We saw it on October 7th — the face of evil itself. Women and children slaughtered. Babies burned alive. Innocent people raped and dragged through the streets. And now, to see our own fellow citizens march in defense of that evil… that is nothing short of a moral collapse.

If the chants in our streets were, “Hamas, return the hostages — Israel, stop the bombing,” we could have a conversation.

But that’s not what we hear.

What we hear is open sympathy for genocidal hatred. And that is a chasm — not just from decency, but from humanity itself. And here lies the danger: that same hatred is taking root here — in Dearborn, in London, in Paris — not as horror, but as heroism. If we are not vigilant, the enemy Israel faces today will be the enemy the free world faces tomorrow.

This isn’t about politics. It’s about truth. It’s about the courage to call evil by its name and to say “Never again” — and mean it.

And you don’t have to open a Bible to understand this. But if you do — if you are a believer — then this issue cuts even deeper. Because the question becomes: what did God promise, and does He keep His word?

He told Abraham, “I will bless those who bless you, and curse those who curse you.” He promised to make Abraham the father of many nations and to give him “the whole land of Canaan.” And though Abraham had other sons, God reaffirmed that promise through Isaac. And then again through Isaac’s son, Jacob — Israel — saying: “The land I gave to Abraham and Isaac I give to you and to your descendants after you.”

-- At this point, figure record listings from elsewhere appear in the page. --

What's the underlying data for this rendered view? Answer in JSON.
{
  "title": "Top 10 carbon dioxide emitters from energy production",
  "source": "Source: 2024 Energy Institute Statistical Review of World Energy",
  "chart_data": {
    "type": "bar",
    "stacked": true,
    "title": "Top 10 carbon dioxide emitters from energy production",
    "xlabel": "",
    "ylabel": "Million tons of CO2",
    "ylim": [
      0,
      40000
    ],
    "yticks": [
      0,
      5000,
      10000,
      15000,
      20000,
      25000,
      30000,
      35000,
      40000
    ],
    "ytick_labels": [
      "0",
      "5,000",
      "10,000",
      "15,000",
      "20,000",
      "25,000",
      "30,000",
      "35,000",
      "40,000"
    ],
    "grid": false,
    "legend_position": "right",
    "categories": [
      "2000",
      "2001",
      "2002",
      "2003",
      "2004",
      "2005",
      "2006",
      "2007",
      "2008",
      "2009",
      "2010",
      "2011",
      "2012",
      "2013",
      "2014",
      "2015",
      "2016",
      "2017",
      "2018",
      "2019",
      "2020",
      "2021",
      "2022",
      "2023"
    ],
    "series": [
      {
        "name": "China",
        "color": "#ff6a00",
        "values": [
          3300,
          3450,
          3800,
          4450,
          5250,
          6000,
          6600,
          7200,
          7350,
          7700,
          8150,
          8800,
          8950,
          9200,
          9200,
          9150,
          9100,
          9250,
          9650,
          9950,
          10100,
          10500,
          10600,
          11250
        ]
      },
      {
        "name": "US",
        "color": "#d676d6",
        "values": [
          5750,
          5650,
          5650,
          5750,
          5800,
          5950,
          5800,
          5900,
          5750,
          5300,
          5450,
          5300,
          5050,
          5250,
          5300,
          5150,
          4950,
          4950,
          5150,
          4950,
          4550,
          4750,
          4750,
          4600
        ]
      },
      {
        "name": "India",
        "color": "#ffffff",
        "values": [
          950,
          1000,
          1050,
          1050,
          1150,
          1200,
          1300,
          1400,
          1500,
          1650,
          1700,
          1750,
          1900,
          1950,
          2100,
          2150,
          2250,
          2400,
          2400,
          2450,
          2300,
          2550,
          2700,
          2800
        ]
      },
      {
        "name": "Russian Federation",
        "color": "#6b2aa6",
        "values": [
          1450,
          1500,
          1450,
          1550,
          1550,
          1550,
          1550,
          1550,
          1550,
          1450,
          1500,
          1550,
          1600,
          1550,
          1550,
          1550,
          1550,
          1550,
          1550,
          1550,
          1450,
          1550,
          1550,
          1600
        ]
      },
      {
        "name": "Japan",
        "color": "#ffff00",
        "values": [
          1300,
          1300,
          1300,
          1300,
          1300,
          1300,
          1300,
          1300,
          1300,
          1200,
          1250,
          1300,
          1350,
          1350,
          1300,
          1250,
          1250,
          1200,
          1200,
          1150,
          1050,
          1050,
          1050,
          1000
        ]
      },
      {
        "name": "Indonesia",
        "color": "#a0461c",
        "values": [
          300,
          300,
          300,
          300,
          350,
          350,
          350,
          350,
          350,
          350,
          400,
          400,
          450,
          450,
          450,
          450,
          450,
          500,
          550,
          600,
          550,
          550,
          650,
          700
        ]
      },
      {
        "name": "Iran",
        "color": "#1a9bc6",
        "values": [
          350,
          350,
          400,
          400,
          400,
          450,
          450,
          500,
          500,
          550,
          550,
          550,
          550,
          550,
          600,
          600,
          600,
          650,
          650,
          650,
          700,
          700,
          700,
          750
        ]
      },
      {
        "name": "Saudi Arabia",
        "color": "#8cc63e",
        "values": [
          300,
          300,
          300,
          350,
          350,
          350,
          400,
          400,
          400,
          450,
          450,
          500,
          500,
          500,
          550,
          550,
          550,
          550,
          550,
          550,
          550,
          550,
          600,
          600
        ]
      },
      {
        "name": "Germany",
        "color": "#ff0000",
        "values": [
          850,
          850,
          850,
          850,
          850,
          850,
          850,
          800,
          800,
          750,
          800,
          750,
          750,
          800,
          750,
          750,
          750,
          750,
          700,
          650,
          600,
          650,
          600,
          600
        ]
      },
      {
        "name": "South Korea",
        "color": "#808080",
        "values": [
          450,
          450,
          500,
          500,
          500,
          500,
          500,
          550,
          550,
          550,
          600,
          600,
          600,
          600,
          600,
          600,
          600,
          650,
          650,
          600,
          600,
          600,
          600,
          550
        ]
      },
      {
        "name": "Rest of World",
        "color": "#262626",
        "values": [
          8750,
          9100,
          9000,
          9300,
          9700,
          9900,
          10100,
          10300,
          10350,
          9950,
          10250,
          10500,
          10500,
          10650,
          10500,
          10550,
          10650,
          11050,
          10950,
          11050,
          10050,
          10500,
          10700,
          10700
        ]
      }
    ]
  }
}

That’s an everlasting promise.

And from those descendants came a child — born in Bethlehem — who claimed to be the Savior of the world. Jesus never rejected His title as “son of David,” the great King of Israel.

He said plainly that He came “for the lost sheep of the house of Israel.” And when He returns, Scripture says He will return as “the Lion of the tribe of Judah.” And where do you think He will go? Back to His homeland — Israel.

Tamir Kalifa / Stringer | Getty Images

And what will He find when He gets there? His brothers — or his brothers’ enemies? Will the roads where He once walked be preserved? Or will they lie in rubble, as Gaza does today? If what He finds looks like the aftermath of October 7th, then tell me — what will be my defense as a Christian?

Some Christians argue that God’s promises to Israel have been transferred exclusively to the Church. I don’t believe that. But even if you do, then ask yourself this: if we’ve inherited the promises, do we not also inherit the land? Can we claim the birthright and then, like Esau, treat it as worthless when the world tries to steal it?

So, when terrorists come to slaughter Israelis simply for living in the land promised to Abraham, will we stand by? Or will we step forward — into the line of fire — and say,

“Take me instead”?

Because this is not just about Israel’s right to exist.

It’s about whether we still know the difference between good and evil.

It’s about whether we still have the courage to stand where God stands.

And if we cannot — if we will not — then maybe the question isn’t whether Israel will survive. Maybe the question is whether we will.